[A History of American Christianity by Leonard Woolsey Bacon]@TWC D-Link book
A History of American Christianity

CHAPTER XIV
20/28

Separating on this issue, they took the opportunity to amend the generally accepted doctrinal statements of the Presbyterian churches by mitigating those utterances which seemed to them, as they have seemed to many others, to err in the direction of fatalism.
About the same time there was manifested in various quarters a generous revolt against the existence and multiplication of mutually exclusive sects in the Christian family, each limited by humanly devised doctrinal articles and branded with partisan names.

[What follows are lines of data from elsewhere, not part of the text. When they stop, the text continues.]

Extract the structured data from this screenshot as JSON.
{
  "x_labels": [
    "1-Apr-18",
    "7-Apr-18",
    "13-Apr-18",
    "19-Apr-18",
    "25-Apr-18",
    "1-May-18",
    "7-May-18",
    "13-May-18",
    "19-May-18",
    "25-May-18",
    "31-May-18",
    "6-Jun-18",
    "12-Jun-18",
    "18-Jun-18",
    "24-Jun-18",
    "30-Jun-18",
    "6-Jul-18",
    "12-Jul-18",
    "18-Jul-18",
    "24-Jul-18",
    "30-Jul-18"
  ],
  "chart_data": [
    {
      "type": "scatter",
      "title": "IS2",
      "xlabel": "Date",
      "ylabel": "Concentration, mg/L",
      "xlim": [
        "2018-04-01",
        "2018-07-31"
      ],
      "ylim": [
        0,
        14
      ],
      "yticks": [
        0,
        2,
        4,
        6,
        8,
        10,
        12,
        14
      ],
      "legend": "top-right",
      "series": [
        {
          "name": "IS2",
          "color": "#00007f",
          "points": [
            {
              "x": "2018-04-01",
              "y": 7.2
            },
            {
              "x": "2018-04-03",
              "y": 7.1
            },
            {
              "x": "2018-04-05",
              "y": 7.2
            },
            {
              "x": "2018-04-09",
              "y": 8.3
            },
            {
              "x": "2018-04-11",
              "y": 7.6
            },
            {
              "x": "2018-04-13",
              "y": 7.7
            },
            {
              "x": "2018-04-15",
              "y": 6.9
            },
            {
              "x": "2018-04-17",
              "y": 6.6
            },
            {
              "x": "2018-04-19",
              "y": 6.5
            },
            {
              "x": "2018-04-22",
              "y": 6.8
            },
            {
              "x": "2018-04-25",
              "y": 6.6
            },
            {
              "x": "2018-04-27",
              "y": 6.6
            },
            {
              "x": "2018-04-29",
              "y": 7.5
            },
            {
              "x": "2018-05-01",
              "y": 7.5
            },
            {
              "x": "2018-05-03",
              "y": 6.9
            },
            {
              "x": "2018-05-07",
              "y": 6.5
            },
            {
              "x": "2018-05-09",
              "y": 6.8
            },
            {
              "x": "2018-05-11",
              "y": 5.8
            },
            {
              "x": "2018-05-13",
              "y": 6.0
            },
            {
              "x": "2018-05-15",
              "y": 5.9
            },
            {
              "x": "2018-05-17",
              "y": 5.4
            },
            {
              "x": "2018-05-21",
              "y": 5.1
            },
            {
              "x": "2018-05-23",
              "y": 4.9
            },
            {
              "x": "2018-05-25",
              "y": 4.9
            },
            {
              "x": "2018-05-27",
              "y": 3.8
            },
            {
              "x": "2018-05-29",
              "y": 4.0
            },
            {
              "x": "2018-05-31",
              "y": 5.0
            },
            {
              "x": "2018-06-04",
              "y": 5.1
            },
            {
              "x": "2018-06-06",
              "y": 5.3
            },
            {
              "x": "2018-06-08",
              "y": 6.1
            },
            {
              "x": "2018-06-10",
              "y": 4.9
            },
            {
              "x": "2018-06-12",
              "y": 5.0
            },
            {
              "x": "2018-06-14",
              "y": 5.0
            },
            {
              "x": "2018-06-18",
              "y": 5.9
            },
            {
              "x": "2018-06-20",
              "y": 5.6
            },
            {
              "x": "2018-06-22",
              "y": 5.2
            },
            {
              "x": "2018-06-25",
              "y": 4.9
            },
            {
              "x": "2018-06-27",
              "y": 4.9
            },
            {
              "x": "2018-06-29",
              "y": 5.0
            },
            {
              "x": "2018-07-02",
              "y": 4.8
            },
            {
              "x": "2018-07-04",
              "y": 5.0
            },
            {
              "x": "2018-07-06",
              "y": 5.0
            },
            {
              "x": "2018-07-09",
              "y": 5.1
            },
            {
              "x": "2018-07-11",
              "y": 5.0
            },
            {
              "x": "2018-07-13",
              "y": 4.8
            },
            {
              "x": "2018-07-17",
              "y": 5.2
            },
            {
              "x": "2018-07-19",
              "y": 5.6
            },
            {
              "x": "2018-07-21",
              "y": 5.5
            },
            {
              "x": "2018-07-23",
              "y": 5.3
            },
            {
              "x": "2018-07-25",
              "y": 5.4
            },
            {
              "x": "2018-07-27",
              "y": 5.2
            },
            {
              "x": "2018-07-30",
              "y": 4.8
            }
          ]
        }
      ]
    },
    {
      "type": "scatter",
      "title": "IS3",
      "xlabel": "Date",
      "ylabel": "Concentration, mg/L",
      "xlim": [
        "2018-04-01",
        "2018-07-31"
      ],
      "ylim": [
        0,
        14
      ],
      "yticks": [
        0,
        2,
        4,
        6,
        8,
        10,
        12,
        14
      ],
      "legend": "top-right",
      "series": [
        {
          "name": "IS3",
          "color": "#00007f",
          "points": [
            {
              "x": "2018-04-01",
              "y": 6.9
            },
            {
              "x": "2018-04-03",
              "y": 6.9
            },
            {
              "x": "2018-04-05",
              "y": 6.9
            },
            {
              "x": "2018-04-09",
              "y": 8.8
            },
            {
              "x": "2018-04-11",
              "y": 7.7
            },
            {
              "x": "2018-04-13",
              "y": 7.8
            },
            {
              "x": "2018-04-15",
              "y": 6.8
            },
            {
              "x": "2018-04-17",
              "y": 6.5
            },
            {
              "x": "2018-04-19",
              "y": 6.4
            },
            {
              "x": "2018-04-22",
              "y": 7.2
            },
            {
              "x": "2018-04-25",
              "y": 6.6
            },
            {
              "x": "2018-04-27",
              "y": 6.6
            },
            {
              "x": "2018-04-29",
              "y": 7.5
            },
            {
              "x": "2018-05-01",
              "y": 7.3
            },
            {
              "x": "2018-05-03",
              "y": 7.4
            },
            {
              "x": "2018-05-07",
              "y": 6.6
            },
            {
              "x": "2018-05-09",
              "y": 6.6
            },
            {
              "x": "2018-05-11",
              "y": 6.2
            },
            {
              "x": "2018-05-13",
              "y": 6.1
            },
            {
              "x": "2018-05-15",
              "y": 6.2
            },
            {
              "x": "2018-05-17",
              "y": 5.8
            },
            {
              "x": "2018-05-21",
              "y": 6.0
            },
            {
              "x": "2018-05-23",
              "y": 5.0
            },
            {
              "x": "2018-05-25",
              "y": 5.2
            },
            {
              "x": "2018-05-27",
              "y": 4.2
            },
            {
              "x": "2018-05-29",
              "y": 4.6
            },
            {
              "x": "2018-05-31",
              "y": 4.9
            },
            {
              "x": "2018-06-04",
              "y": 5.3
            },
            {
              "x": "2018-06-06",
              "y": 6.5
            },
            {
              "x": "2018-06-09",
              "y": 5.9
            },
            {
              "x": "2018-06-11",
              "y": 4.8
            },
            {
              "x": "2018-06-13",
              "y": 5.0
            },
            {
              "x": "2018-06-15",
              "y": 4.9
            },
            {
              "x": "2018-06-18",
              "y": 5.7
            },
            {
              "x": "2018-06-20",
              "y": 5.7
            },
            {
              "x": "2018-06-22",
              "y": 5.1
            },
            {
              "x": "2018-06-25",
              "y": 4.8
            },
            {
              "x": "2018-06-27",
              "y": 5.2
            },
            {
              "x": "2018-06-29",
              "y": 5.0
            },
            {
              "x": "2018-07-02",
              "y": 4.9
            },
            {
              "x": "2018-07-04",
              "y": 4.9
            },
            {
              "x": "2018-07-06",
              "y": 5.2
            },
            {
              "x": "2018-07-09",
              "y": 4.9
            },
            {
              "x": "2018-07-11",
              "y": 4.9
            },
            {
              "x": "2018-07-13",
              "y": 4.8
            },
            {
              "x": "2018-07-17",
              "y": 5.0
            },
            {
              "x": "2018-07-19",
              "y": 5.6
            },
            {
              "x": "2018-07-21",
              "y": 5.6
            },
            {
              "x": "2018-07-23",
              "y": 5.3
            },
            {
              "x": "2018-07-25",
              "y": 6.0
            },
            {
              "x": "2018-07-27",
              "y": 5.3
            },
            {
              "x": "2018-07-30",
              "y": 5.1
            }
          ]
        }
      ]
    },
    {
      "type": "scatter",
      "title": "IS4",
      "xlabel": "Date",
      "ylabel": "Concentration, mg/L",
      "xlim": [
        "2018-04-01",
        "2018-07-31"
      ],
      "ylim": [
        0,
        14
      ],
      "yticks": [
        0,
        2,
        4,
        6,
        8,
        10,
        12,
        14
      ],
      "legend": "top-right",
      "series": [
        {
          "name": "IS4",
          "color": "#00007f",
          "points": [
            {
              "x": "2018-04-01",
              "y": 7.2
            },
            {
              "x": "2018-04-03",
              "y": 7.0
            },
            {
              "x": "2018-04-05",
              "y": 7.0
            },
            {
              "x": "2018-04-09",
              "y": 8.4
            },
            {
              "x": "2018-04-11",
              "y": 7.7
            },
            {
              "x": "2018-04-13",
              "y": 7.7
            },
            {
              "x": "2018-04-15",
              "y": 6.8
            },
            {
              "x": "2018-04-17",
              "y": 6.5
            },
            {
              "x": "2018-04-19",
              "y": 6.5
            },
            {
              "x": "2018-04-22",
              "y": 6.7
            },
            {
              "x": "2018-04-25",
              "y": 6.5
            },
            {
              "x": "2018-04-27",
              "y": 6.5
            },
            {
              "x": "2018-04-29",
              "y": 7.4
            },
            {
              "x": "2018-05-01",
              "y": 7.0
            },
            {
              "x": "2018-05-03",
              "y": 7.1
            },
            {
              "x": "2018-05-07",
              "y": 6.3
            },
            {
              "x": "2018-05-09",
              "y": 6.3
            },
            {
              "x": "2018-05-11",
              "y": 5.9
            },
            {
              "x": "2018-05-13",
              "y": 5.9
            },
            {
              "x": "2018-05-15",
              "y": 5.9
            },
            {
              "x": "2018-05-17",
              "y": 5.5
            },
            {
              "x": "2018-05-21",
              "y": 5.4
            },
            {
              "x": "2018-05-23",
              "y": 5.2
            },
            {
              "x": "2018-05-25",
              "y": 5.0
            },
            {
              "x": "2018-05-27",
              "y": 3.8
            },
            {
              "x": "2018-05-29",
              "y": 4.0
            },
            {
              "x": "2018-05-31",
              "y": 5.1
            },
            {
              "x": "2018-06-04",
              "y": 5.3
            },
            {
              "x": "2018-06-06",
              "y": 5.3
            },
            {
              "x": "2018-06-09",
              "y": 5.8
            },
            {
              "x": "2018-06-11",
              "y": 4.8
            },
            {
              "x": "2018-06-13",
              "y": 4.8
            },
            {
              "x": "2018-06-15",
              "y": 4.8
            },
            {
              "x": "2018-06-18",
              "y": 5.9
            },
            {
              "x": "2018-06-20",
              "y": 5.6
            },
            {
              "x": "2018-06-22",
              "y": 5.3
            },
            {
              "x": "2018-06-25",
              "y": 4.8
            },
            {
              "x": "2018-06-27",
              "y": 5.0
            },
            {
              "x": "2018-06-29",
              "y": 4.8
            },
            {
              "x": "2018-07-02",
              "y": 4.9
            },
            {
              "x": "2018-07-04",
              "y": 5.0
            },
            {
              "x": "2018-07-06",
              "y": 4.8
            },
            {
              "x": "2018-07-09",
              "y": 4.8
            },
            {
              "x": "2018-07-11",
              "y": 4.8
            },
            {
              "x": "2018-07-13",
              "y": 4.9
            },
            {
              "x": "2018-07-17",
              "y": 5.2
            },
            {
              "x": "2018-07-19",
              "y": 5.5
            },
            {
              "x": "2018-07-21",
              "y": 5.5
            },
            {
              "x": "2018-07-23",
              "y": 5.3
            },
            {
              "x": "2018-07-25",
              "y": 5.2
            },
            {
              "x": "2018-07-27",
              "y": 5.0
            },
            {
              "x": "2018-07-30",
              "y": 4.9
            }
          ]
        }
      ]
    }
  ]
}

How these various protesting elements came together on the sole basis of a common faith in Christ and a common acceptance of the divine authority of the Bible; how, not intending it, they came to be themselves a new sect; and how, struggling in vain against the inexorable laws of language, they came to be distinguished by names, as _Campbellite Baptist_, _Christ-ian_ (with a long _i_), and (+kat' exochen+) Disciples, are points on which interesting and instructive light is shed in the history by Dr.B.B.
Tyler.[242:1] * * * * * The great revival of the West and Southwest was not the only revival, and not even the earliest revival, of that time of crisis.

As early as 1792 the long inertia of the eastern churches began to be broken here and there by signs of growing earnestness and attentiveness to spiritual things.

There was little of excited agitation.

There was no preaching of famous evangelists.